Ha, bir de oyunu “modernleştirirken” oyunun temposunu saçma şekilde sekteye uğratan kısımları da güzelce elden geçirmişler. Şimdi isim vermeyeyim ama, oyunun sonlarına doğru kapıştığınız bir boss’la olan dövüşün en heyecanlı yerinde “itmeli çekmeli” bulmaca çözmeye çalışmak… kabul edelim ki saçmaydı. Bu sefer bulmaca çözdürmek yerine boss’un temasına uyan tuzaklar koymuşlar dövüşün arasına.
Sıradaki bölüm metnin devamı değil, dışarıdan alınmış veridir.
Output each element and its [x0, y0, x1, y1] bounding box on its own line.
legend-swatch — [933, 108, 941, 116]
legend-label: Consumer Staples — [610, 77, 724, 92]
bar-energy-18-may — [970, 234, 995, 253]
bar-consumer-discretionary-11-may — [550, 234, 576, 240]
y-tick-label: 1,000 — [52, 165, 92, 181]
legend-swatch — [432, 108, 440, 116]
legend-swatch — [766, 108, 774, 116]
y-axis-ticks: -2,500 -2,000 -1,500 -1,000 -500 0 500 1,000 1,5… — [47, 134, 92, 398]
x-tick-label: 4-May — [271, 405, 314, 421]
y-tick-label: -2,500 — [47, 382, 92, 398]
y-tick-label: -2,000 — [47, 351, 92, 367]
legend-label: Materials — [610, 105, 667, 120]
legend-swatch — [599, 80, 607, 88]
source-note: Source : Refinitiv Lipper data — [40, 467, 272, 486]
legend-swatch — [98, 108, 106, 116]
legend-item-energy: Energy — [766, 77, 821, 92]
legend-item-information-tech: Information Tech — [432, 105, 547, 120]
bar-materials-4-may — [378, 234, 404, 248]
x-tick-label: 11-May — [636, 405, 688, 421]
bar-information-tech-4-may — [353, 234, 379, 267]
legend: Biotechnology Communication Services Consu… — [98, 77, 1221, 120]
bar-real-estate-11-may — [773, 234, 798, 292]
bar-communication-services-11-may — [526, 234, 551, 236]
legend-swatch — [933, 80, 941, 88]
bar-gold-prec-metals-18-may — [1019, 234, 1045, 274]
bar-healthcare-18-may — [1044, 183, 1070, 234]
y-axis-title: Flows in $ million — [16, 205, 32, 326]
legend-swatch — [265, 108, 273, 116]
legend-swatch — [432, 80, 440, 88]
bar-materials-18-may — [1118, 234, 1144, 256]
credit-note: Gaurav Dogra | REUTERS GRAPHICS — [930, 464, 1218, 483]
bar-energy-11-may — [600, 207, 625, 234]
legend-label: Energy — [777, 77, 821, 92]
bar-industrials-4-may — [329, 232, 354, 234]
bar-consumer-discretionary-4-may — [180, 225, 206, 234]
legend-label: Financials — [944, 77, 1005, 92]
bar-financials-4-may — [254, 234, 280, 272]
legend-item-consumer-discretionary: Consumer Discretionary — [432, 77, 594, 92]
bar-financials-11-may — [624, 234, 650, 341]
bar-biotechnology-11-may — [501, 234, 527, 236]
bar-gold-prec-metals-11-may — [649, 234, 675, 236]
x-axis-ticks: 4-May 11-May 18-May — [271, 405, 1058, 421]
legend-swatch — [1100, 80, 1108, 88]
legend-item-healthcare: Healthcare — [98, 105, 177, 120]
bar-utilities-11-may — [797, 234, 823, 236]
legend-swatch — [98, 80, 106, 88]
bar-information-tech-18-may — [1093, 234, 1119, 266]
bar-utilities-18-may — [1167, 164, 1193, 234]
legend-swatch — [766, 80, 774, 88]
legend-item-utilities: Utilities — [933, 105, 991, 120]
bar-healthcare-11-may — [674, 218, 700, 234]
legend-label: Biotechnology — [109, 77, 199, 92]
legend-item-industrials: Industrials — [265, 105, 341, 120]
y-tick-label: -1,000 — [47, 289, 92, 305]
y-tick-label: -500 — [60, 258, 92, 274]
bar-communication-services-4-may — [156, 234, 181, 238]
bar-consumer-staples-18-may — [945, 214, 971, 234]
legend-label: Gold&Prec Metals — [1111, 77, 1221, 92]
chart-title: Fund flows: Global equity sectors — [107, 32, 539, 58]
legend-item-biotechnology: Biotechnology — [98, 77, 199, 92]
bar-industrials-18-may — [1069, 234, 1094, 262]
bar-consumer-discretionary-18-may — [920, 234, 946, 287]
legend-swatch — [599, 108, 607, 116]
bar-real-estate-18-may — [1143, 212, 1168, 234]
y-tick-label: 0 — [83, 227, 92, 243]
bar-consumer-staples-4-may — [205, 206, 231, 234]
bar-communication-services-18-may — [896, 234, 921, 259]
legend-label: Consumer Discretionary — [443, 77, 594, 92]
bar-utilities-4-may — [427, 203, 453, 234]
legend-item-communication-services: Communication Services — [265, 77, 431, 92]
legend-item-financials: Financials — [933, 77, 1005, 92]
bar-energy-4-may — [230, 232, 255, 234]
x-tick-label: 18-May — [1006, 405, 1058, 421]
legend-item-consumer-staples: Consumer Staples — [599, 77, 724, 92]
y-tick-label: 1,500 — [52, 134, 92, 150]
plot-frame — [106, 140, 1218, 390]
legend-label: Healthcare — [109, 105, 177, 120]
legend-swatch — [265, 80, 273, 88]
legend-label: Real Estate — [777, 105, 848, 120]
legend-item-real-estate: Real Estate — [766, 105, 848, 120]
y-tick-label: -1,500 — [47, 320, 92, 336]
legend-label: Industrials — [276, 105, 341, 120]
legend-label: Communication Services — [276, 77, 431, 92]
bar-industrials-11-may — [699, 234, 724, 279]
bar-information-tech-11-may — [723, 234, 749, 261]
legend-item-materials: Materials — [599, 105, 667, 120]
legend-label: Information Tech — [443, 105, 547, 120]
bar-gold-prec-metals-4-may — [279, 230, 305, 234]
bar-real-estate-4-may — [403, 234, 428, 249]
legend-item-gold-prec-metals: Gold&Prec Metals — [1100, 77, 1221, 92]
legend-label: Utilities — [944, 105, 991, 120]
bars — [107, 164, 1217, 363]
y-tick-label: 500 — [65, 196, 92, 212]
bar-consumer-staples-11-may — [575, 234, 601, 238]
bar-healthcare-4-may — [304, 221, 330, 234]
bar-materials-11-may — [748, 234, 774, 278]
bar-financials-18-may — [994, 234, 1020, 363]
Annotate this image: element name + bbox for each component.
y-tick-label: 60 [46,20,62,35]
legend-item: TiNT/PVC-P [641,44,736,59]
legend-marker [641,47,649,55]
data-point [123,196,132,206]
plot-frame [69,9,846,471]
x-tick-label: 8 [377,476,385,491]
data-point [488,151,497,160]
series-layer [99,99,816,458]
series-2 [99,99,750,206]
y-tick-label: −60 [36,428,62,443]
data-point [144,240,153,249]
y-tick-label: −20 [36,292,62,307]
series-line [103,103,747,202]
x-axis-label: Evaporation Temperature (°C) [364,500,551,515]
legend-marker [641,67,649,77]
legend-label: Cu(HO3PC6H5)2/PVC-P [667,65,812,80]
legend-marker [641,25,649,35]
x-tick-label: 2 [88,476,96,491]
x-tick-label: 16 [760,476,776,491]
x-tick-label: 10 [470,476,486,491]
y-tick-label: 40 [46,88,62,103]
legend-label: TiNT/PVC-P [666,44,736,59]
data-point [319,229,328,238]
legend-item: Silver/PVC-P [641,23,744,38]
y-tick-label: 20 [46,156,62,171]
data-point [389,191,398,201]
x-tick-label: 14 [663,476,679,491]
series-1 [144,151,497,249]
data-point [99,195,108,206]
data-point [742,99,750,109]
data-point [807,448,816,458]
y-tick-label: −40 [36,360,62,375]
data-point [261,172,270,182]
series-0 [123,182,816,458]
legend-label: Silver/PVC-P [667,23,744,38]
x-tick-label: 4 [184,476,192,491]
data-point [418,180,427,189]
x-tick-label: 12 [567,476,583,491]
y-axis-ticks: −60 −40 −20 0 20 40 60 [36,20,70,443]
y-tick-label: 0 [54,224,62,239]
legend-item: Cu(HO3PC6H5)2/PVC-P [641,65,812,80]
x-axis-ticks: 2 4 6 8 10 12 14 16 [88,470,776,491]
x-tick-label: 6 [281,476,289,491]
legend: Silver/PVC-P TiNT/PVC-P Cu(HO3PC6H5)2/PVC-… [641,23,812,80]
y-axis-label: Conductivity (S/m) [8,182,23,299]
Onlara yakalanmadan ilerlemeye çalışıyorsunuz -ki çok daha akıcı, mantıklı ve hoş olmuş bence.
“What are you buying? What are you selling?”
Senaryo ve bölümlerin temposundaki bu başarılı düzenlemelerden diğer alanlar da nasibini almış. Mesela hemen aklıma gelen birkaç örnekle pekiştireyim: Leon’un bond çantasında isterseniz hâlâ Tetris oynayabilmenize rağmen istemezseniz bu işi neredeyse tamamen otomatiğe bağlayabiliyorsunuz. R3’e bastınız mı oyun otomatik olarak en uygun şekilde çantayı düzenliyor. Vakit kazandıran ve işinizi inanılmaz kolaylaştıran bir ek olmuş. Çantadan yine neyi nasıl birleştirebileceğinizi kolaylıkla görüp hızlı bir şekilde kombine edebiliyorsunuz. Eee bulduğunuz hazineler ve mücevherler ayrı bir slotta toplanıyor ve eskisi gibi hazinelere çok spesifik taşları takıp değerlerini arttırmak yerine çok daha basit bir şekilde farklı renk kombinasyonu yaptığınızda hazinenin fiyatını katlıyorsunuz. Taş slotu olan taca 5 farklı renkte mücevher taktınız mı hazine + mücevherler x2 fiyata satabiliyorsunuz -ki 100,000 ptas’a kadar çıktığım oldu benim bu şekilde. (Özetle, elinizdeki mücevherleri ve hazineleri atmayın, biriktirip farklı renklerde taşlarla bezeyerek satın!) Mor aleviyle bizi karşılayan tüccar dostumuzun görevlerini yaparsanız özel bazı eşyaları satın alabileceğiniz ayrı bir birim kazanıyorsunuz. Ashley artık kendi başının çaresine çok daha iyi bakıp sürekli ayağınıza dolanmıyor, hatta çok çetin boss savaşlarından önce “Sen gir bakayım şu dolabın içine de gıkını çıkartma” diyerek işi daha da garantiye alabiliyorsunuz… Daha bunun gibi oyun tecrübenizi geliştiren tonla şey var.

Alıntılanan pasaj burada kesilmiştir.